During sporting activities, such as volleyball, basketball, and dance, acute ankle sprains are very common. Data shows that around 80% of individuals will suffer an ankle sprain at some point in their lifetime, and it tends to affect more females than males. Children are most susceptible to ankle sprain than adolescents and adults, and this is down to immature coordination patterns and neuromuscular control.

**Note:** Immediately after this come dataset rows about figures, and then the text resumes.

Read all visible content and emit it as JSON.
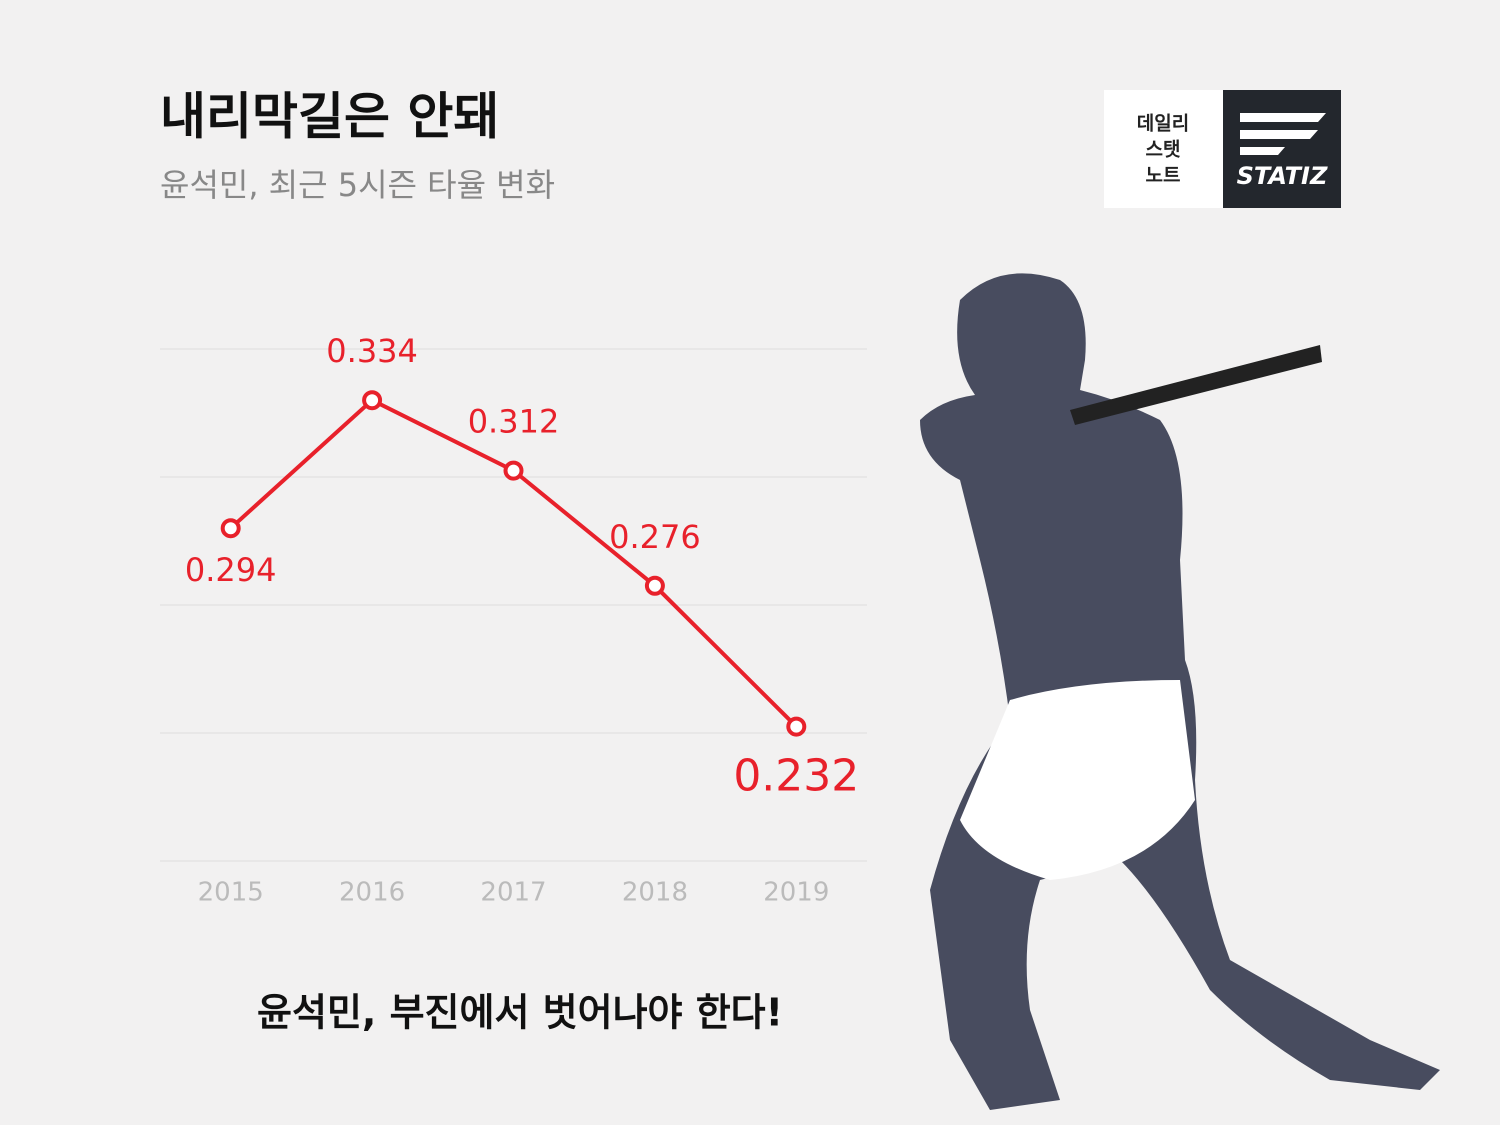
{
  "header": {
    "title": "내리막길은 안돼",
    "subtitle": "윤석민, 최근 5시즌 타율 변화"
  },
  "logo": {
    "lines": [
      "데일리",
      "스탯",
      "노트"
    ],
    "brand": "STATIZ"
  },
  "chart_data": {
    "type": "line",
    "categories": [
      "2015",
      "2016",
      "2017",
      "2018",
      "2019"
    ],
    "series": [
      {
        "name": "윤석민",
        "color": "#e8212b",
        "values": [
          0.294,
          0.334,
          0.312,
          0.276,
          0.232
        ]
      }
    ],
    "ylim": [
      0.19,
      0.35
    ],
    "yticks": [
      0.19,
      0.23,
      0.27,
      0.31,
      0.35
    ],
    "grid": true
  },
  "footer": {
    "text": "윤석민, 부진에서 벗어나야 한다!"
  }
}
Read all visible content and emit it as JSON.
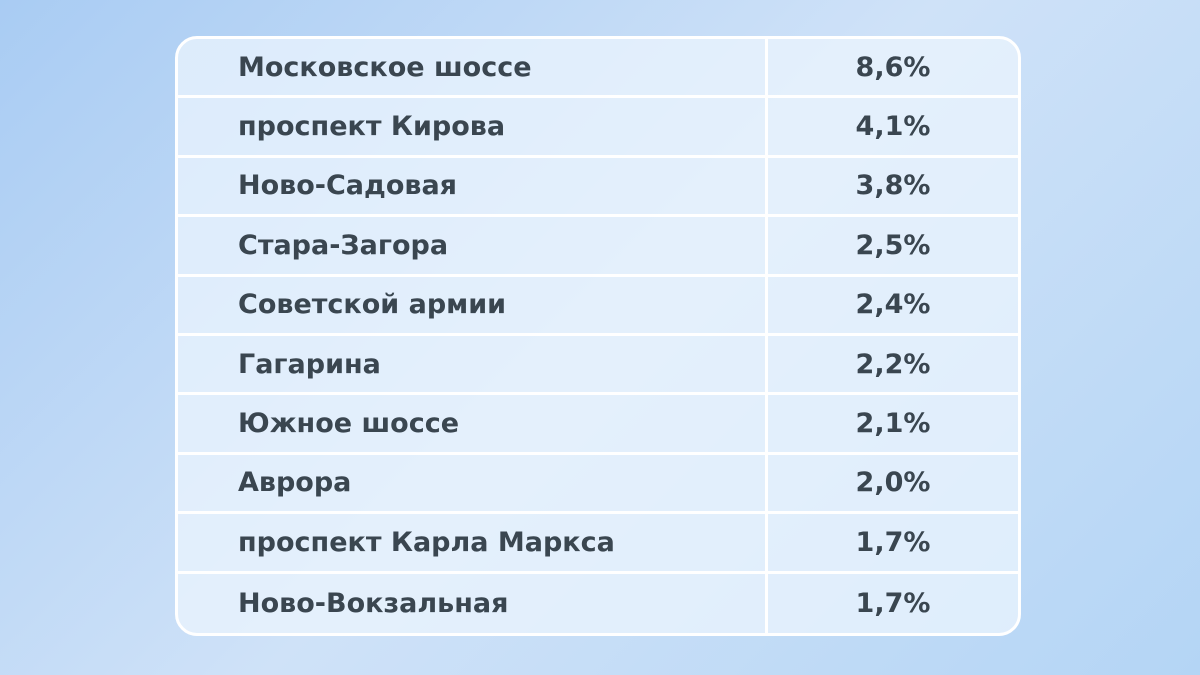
{
  "table": {
    "rows": [
      [
        "Московское шоссе",
        "8,6%"
      ],
      [
        "проспект Кирова",
        "4,1%"
      ],
      [
        "Ново-Садовая",
        "3,8%"
      ],
      [
        "Стара-Загора",
        "2,5%"
      ],
      [
        "Советской армии",
        "2,4%"
      ],
      [
        "Гагарина",
        "2,2%"
      ],
      [
        "Южное шоссе",
        "2,1%"
      ],
      [
        "Аврора",
        "2,0%"
      ],
      [
        "проспект Карла Маркса",
        "1,7%"
      ],
      [
        "Ново-Вокзальная",
        "1,7%"
      ]
    ]
  }
}
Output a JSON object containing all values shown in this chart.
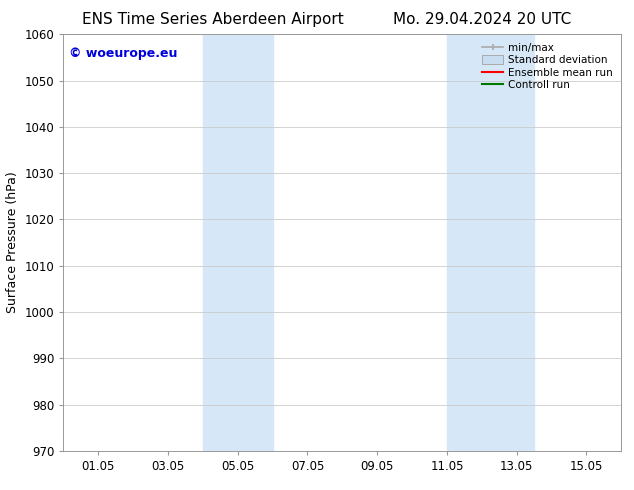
{
  "title_left": "ENS Time Series Aberdeen Airport",
  "title_right": "Mo. 29.04.2024 20 UTC",
  "ylabel": "Surface Pressure (hPa)",
  "ylim": [
    970,
    1060
  ],
  "yticks": [
    970,
    980,
    990,
    1000,
    1010,
    1020,
    1030,
    1040,
    1050,
    1060
  ],
  "xtick_labels": [
    "01.05",
    "03.05",
    "05.05",
    "07.05",
    "09.05",
    "11.05",
    "13.05",
    "15.05"
  ],
  "xtick_positions": [
    1,
    3,
    5,
    7,
    9,
    11,
    13,
    15
  ],
  "xmin": 0,
  "xmax": 16,
  "shaded_bands": [
    {
      "xmin": 4.0,
      "xmax": 6.0,
      "color": "#d6e8f7"
    },
    {
      "xmin": 11.0,
      "xmax": 13.5,
      "color": "#d6e8f7"
    }
  ],
  "watermark_text": "© woeurope.eu",
  "watermark_color": "#0000dd",
  "bg_color": "#ffffff",
  "plot_bg_color": "#ffffff",
  "grid_color": "#cccccc",
  "legend_items": [
    {
      "label": "min/max",
      "color": "#aaaaaa",
      "lw": 1.2,
      "style": "errorbar"
    },
    {
      "label": "Standard deviation",
      "color": "#c8ddef",
      "style": "box"
    },
    {
      "label": "Ensemble mean run",
      "color": "#ff0000",
      "lw": 1.5,
      "style": "line"
    },
    {
      "label": "Controll run",
      "color": "#007700",
      "lw": 1.5,
      "style": "line"
    }
  ],
  "title_fontsize": 11,
  "tick_fontsize": 8.5,
  "ylabel_fontsize": 9,
  "watermark_fontsize": 9
}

Less than 15% of acute ankle sprains also encapsulate fracture, meaning that it is mainly affects soft tissue structures. Most ankle sprains affect the structures on the outside of the ankle, and are graded into degrees of injury.

A standardised management protocol is important so we know what the optimal treatment approaches are for successful recovery. Non-surgical treatment has been proposed to be most effective to manage acute ankle sprains, and functional treatment (an external device that supports the ankle) seems to be superior when compared to immobilisation. Moreover, paracetemol and opioids are as effective as non-steroidal anti-inflammatory drugs (NSAIDS) in reducing pain. Manipulative and exercise therapy has shown to be beneficial during the initial recovery phase, with a focus on restoring ankle dorsiflexion to prevent re-injury and chronic joint instability.

As with many other injuries, a multi-modal approach to rehabilitation is often recommended so that the return to sport can be swift without compromising re-injury.

Gaddi, D. et al. (2022). Acute ankle sprain management: An umbrella review of systematic reviews. Front. Med. 9: 868474.